Early Life and Education
Grove was born András István Gróf, to a middle-class Jewish family in Budapest, Hungary. Growing up, he was known to friends as "Andris". At the age of four he contracted scarlet fever, which was nearly fatal and caused partial hearing loss. When he was eight, the Nazis occupied Hungary and deported nearly 500,000 Jews to concentration camps. He and his mother took on false identities and were sheltered by friends. His father was taken to an Eastern Labor Camp to do forced labor, but was reunited with his family after the war. During the Hungarian Revolution of 1956, when he was 20, he left his home and family and escaped across the border into Austria, where he eventually made his way to the United States in 1957. There, he changed his name to Andrew S. Grove. To this day, he speaks English with a Hungarian accent.
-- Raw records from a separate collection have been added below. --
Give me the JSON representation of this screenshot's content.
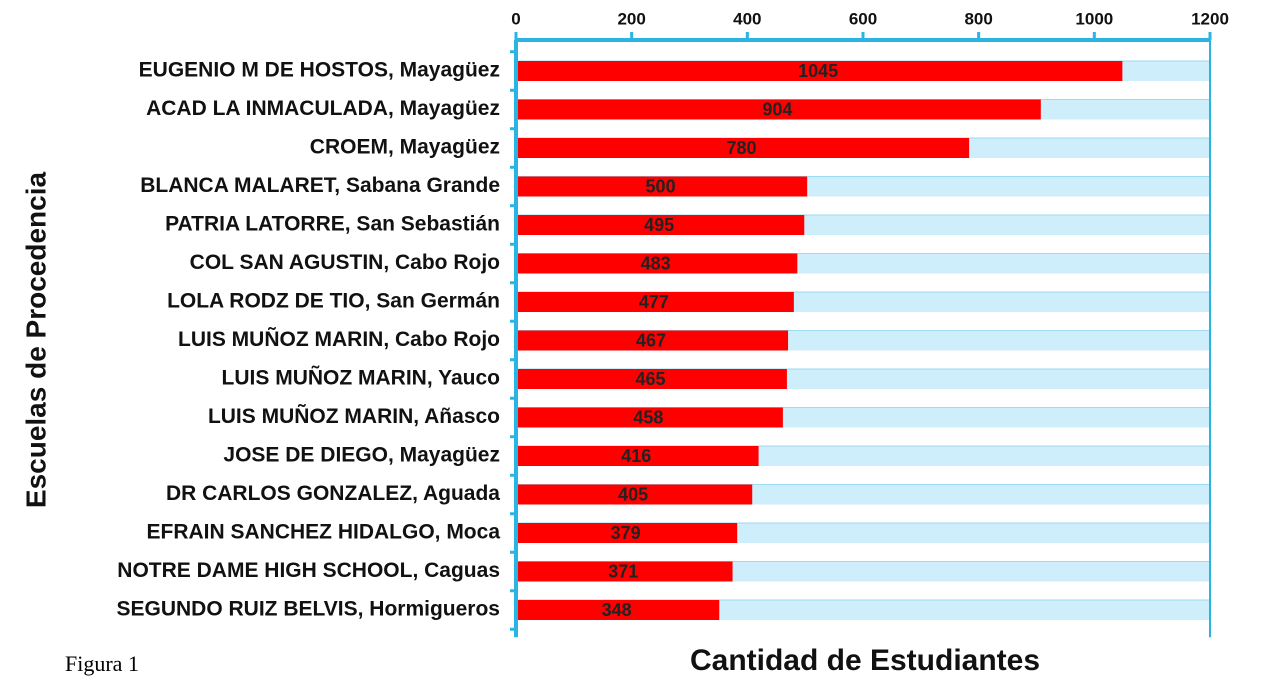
{
  "chart_data": {
    "type": "bar",
    "orientation": "horizontal",
    "ylabel": "Escuelas de Procedencia",
    "xlabel": "Cantidad de Estudiantes",
    "caption": "Figura 1",
    "categories": [
      "EUGENIO M DE HOSTOS, Mayagüez",
      "ACAD LA INMACULADA, Mayagüez",
      "CROEM, Mayagüez",
      "BLANCA MALARET, Sabana Grande",
      "PATRIA LATORRE, San Sebastián",
      "COL SAN AGUSTIN, Cabo Rojo",
      "LOLA RODZ DE TIO, San Germán",
      "LUIS MUÑOZ MARIN, Cabo Rojo",
      "LUIS MUÑOZ MARIN, Yauco",
      "LUIS MUÑOZ MARIN, Añasco",
      "JOSE DE DIEGO, Mayagüez",
      "DR CARLOS GONZALEZ, Aguada",
      "EFRAIN SANCHEZ HIDALGO, Moca",
      "NOTRE DAME HIGH SCHOOL, Caguas",
      "SEGUNDO RUIZ BELVIS, Hormigueros"
    ],
    "values": [
      1045,
      904,
      780,
      500,
      495,
      483,
      477,
      467,
      465,
      458,
      416,
      405,
      379,
      371,
      348
    ],
    "color": "#ff0000",
    "xlim": [
      0,
      1200
    ],
    "xticks": [
      0,
      200,
      400,
      600,
      800,
      1000,
      1200
    ]
  }
}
Grove summarizes his first twenty years of life in Hungary in his memoirs:
By the time I was twenty, I had lived through a Hungarian Fascist dictatorship, German military occupation, the Nazis' "Final Solution," the siege of Budapest by the Soviet Red Army, a period of chaotic democracy in the years immediately after the war, a variety of repressive Communist regimes, and a popular uprising that was put down at gunpoint. . . many young people were killed; countless others were interned. Some two hundred thousand Hungarians escaped to the West. I was one of them.Arriving in the United States in 1957, with little money, Grove retained a "passion for learning." He earned a bachelor's degree in chemical engineering from the City College of New York in 1960, and earned a Ph.D. in chemical engineering from the University of California, Berkeley in 1963.
Soon after arriving in New York in 1957, he met his future wife, Eva, who was a fellow refugee. They met while he held a job as a busboy and she was a waitress. They married in June 1958 and have been married since, having two daughters.